Büyük camialar böyledir. Bir bardak suda fırtına kopar, birçok olumsuzluk yaşanır ama çıkar oynar ve kazanırlar. Tam da ihtiyacı olduğu bir dönemde yani Beşiktaş’ın puan kaybettiği haftada... Yapılacak tek bir hata şampiyonluğu başka bir mayısa bırakacaktı.

Galatasaray, bu sezon geriye düştüğü hiçbir maçı çevirememişti, ta ki düne kadar! Taylan’ın hatası sonrası gol yendi ve sarı-kırmızılı oyuncular kendine geldi diyelim.
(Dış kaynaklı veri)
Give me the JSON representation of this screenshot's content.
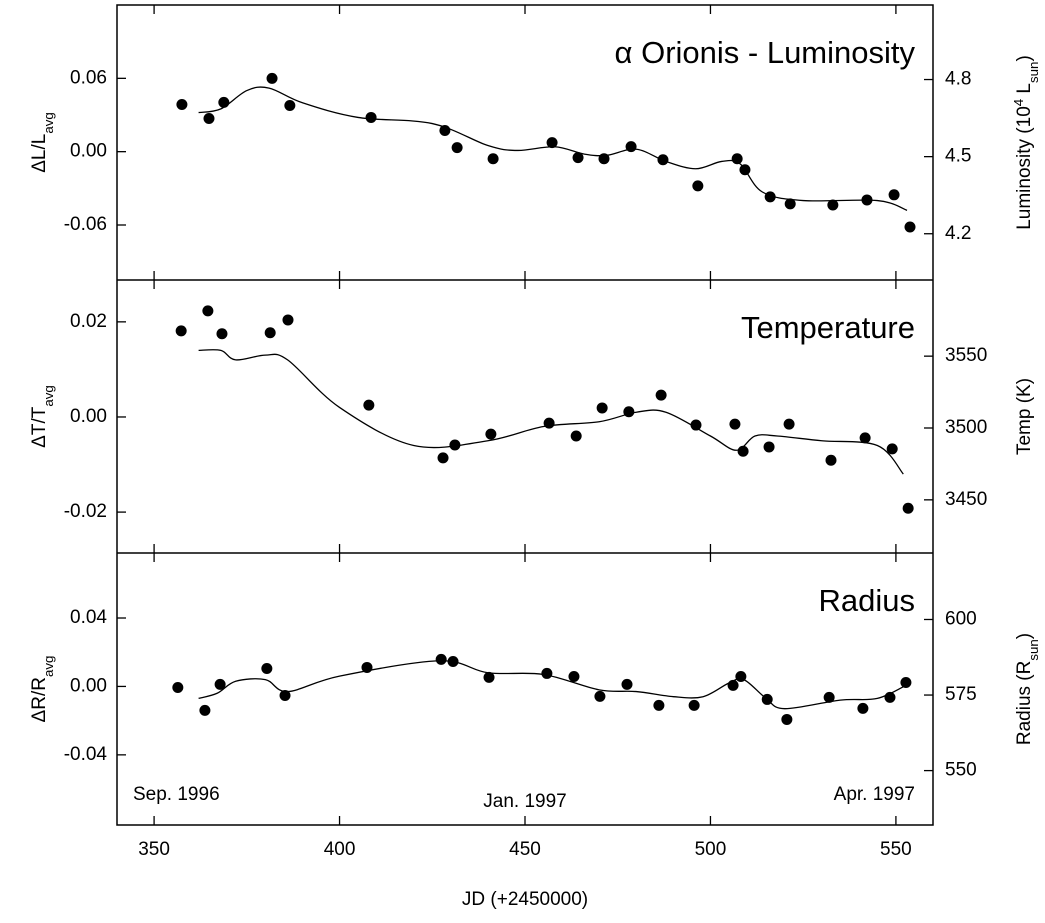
{
  "chart_data": [
    {
      "type": "scatter",
      "title": "α Orionis - Luminosity",
      "ylabel": [
        "ΔL/L",
        "avg"
      ],
      "ylabel_shift": [
        "base",
        "sub"
      ],
      "y2label": [
        "Luminosity (10",
        "4",
        " L",
        "sun",
        ")"
      ],
      "y2label_shift": [
        "base",
        "super",
        "base",
        "sub",
        "base"
      ],
      "color": "#000000",
      "x": [
        357.5,
        364.8,
        368.8,
        381.8,
        386.6,
        408.5,
        428.4,
        431.7,
        441.4,
        457.3,
        464.3,
        471.3,
        478.6,
        487.2,
        496.6,
        507.2,
        509.3,
        516.1,
        521.5,
        533.0,
        542.2,
        549.5,
        553.8
      ],
      "values": [
        0.0386,
        0.0271,
        0.0403,
        0.06,
        0.0378,
        0.028,
        0.0173,
        0.0033,
        -0.0058,
        0.0074,
        -0.0049,
        -0.0058,
        0.0041,
        -0.0066,
        -0.028,
        -0.0058,
        -0.0148,
        -0.037,
        -0.0427,
        -0.0436,
        -0.0395,
        -0.0353,
        -0.0616
      ],
      "fit": {
        "x": [
          362,
          368,
          375,
          381,
          390,
          405,
          425,
          440,
          448,
          458,
          466,
          472,
          480,
          488,
          496,
          503,
          508,
          514,
          525,
          545,
          553
        ],
        "values": [
          0.032,
          0.035,
          0.05,
          0.052,
          0.04,
          0.028,
          0.023,
          0.005,
          0.001,
          0.004,
          -0.002,
          -0.003,
          0.002,
          -0.008,
          -0.014,
          -0.008,
          -0.01,
          -0.033,
          -0.04,
          -0.04,
          -0.048
        ]
      },
      "xlim": [
        340,
        560
      ],
      "ylim": [
        -0.105,
        0.12
      ],
      "yticks": [
        0.06,
        {
          "value": 0,
          "label": "0.00"
        },
        -0.06
      ],
      "y2lim": [
        4.02,
        5.09
      ],
      "y2ticks": [
        4.8,
        4.5,
        4.2
      ]
    },
    {
      "type": "scatter",
      "title": "Temperature",
      "ylabel": [
        "ΔT/T",
        "avg"
      ],
      "ylabel_shift": [
        "base",
        "sub"
      ],
      "y2label": [
        "Temp (K)"
      ],
      "y2label_shift": [
        "base"
      ],
      "color": "#000000",
      "x": [
        357.3,
        364.5,
        368.3,
        381.3,
        386.1,
        407.9,
        427.9,
        431.1,
        440.8,
        456.5,
        463.8,
        470.8,
        478.0,
        486.7,
        496.1,
        506.6,
        508.8,
        515.8,
        521.2,
        532.5,
        541.7,
        549.0,
        553.3
      ],
      "values": [
        0.0181,
        0.0223,
        0.0175,
        0.0177,
        0.0204,
        0.0025,
        -0.0086,
        -0.0059,
        -0.0036,
        -0.0013,
        -0.004,
        0.0019,
        0.0011,
        0.0046,
        -0.0017,
        -0.0015,
        -0.0072,
        -0.0063,
        -0.0015,
        -0.0091,
        -0.0044,
        -0.0067,
        -0.0192
      ],
      "fit": {
        "x": [
          362,
          368,
          372,
          380,
          386,
          400,
          420,
          440,
          455,
          470,
          480,
          488,
          500,
          507,
          512,
          518,
          530,
          545,
          552
        ],
        "values": [
          0.014,
          0.014,
          0.012,
          0.013,
          0.012,
          0.002,
          -0.006,
          -0.005,
          -0.002,
          -0.001,
          0.001,
          0.001,
          -0.004,
          -0.007,
          -0.004,
          -0.004,
          -0.005,
          -0.006,
          -0.012
        ]
      },
      "xlim": [
        340,
        560
      ],
      "ylim": [
        -0.0286,
        0.0288
      ],
      "yticks": [
        0.02,
        {
          "value": 0,
          "label": "0.00"
        },
        -0.02
      ],
      "y2lim": [
        3413,
        3603
      ],
      "y2ticks": [
        3550,
        3500,
        3450
      ]
    },
    {
      "type": "scatter",
      "title": "Radius",
      "ylabel": [
        "ΔR/R",
        "avg"
      ],
      "ylabel_shift": [
        "base",
        "sub"
      ],
      "y2label": [
        "Radius (R",
        "sun",
        ")"
      ],
      "y2label_shift": [
        "base",
        "sub",
        "base"
      ],
      "color": "#000000",
      "x": [
        356.4,
        363.7,
        367.8,
        380.4,
        385.3,
        407.4,
        427.4,
        430.6,
        440.3,
        455.9,
        463.2,
        470.2,
        477.5,
        486.1,
        495.6,
        506.1,
        508.2,
        515.3,
        520.6,
        532.0,
        541.1,
        548.4,
        552.7
      ],
      "values": [
        -0.0006,
        -0.014,
        0.0012,
        0.0105,
        -0.0053,
        0.0111,
        0.0158,
        0.0146,
        0.0053,
        0.0076,
        0.0058,
        -0.0058,
        0.0012,
        -0.0111,
        -0.0111,
        0.0006,
        0.0058,
        -0.0076,
        -0.0193,
        -0.0064,
        -0.0128,
        -0.0064,
        0.0023
      ],
      "fit": {
        "x": [
          362,
          367,
          372,
          380,
          386,
          400,
          427,
          440,
          455,
          470,
          480,
          490,
          498,
          505,
          509,
          515,
          520,
          535,
          545,
          553
        ],
        "values": [
          -0.007,
          -0.004,
          0.003,
          0.004,
          -0.003,
          0.006,
          0.015,
          0.008,
          0.007,
          -0.002,
          -0.003,
          -0.006,
          -0.006,
          0.002,
          0.004,
          -0.007,
          -0.013,
          -0.008,
          -0.007,
          0.001
        ]
      },
      "xlim": [
        340,
        560
      ],
      "ylim": [
        -0.081,
        0.078
      ],
      "yticks": [
        0.04,
        {
          "value": 0,
          "label": "0.00"
        },
        -0.04
      ],
      "y2lim": [
        532,
        622
      ],
      "y2ticks": [
        600,
        575,
        550
      ],
      "xticks": [
        350,
        400,
        450,
        500,
        550
      ],
      "xlabel": "JD (+2450000)",
      "annotations": [
        "Sep. 1996",
        "Jan. 1997",
        "Apr. 1997"
      ]
    }
  ]
}
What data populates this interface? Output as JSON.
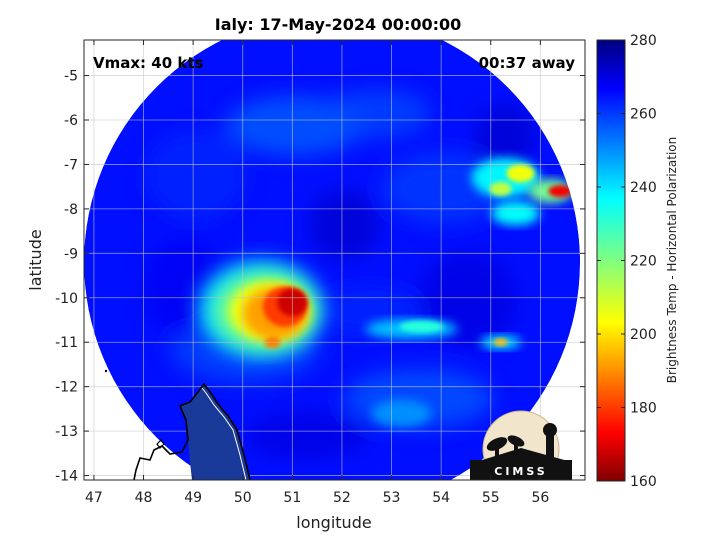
{
  "chart_data": {
    "type": "heatmap",
    "title": "Ialy: 17-May-2024 00:00:00",
    "xlabel": "longitude",
    "ylabel": "latitude",
    "xlim": [
      46.8,
      56.9
    ],
    "ylim": [
      -14.1,
      -4.2
    ],
    "y_direction": "reversed",
    "xticks": [
      47,
      48,
      49,
      50,
      51,
      52,
      53,
      54,
      55,
      56
    ],
    "yticks": [
      -5,
      -6,
      -7,
      -8,
      -9,
      -10,
      -11,
      -12,
      -13,
      -14
    ],
    "grid": true,
    "annotations": {
      "vmax": "Vmax: 40 kts",
      "time_away": "00:37 away"
    },
    "colorbar": {
      "label": "Brightness Temp - Horizontal Polarization",
      "range": [
        160,
        280
      ],
      "ticks": [
        280,
        260,
        240,
        220,
        200,
        180,
        160
      ],
      "colormap": "jet"
    },
    "swath": {
      "center": [
        51.8,
        -9.2
      ],
      "radius_deg": 5.0,
      "background_value": 265
    },
    "features": [
      {
        "label": "convective core",
        "lon": 51.0,
        "lat": -10.1,
        "value": 168
      },
      {
        "label": "outer band",
        "lon": 50.3,
        "lat": -10.4,
        "value": 192
      },
      {
        "label": "north-east band",
        "lon": 55.6,
        "lat": -7.2,
        "value": 205
      },
      {
        "label": "east edge cell",
        "lon": 56.4,
        "lat": -7.6,
        "value": 172
      },
      {
        "label": "south-east band",
        "lon": 53.4,
        "lat": -10.7,
        "value": 232
      },
      {
        "label": "eastern cell",
        "lon": 55.2,
        "lat": -11.0,
        "value": 195
      }
    ],
    "logo_text": "CIMSS"
  }
}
Sakatlıklar, covid ve cezalılar nedeniyle kadro kurmakta zorlanan Fatih Terim daha maça çıkmadan gövde gösterisi yapmıştı hem de başkana karşı. Kaybetse zaten genç oyuncularla maça çıktığından herkes suçu Başkan Cengiz’e yükleyecekti ama roller değişti şimdi de başkan oyuncuları kendisinin motive ettiğini iddia edecek(!)

Göztepe'nin mücadelesine, Diabate’nin golüne hem şapka çıkarılır hem de alkışlanır. Onların yapacağı çok da hamle yoktu. Ne Ünal Hoca’nın aklına gelir ne de başkasının 22’lik bir yıldız adayının hat-trick yapacağı?

Fırat Aydınus benim için bu ligin tartışmasız en iyi hakemidir. Profesyonel hakemlik yaşantısının sonuna geldi. MHK’nın inatçı Başkanı Serdar Tatlı, uzun süredir Galatasaray maçı verilmeyen Aydınus’a bu maçı verince açıkçası yeni tartışmaları da beraberinde getirir diye düşünüyordum. Neyse ki yanılmışım.

Galatasaray galip gelse de işler iyi gitmiyor. Defansif zaafların yanı sıra birçok oyuncu eski günlerini aratıyor. Maçın adamı Kerem’in 3 gol birden atması, Halil’in gelecek vadeden oyunu açıkçası neden bunca zamandır oynatılmadıklarını da akıllara getiriyor. İşin kolayı Arda’yı, Onyekuru’yu oynatmak elbette. Sahada Oğulcanlar, Emreler, Keremler, Haliller oldukça Galatasaray’ın sırtı yere gelmez. Gelecek gençlerde...… Bizim gibi eleştirmenleri susturmanın en iyi yolu galip gelmektir. Bize de şimdilik susmak düştü!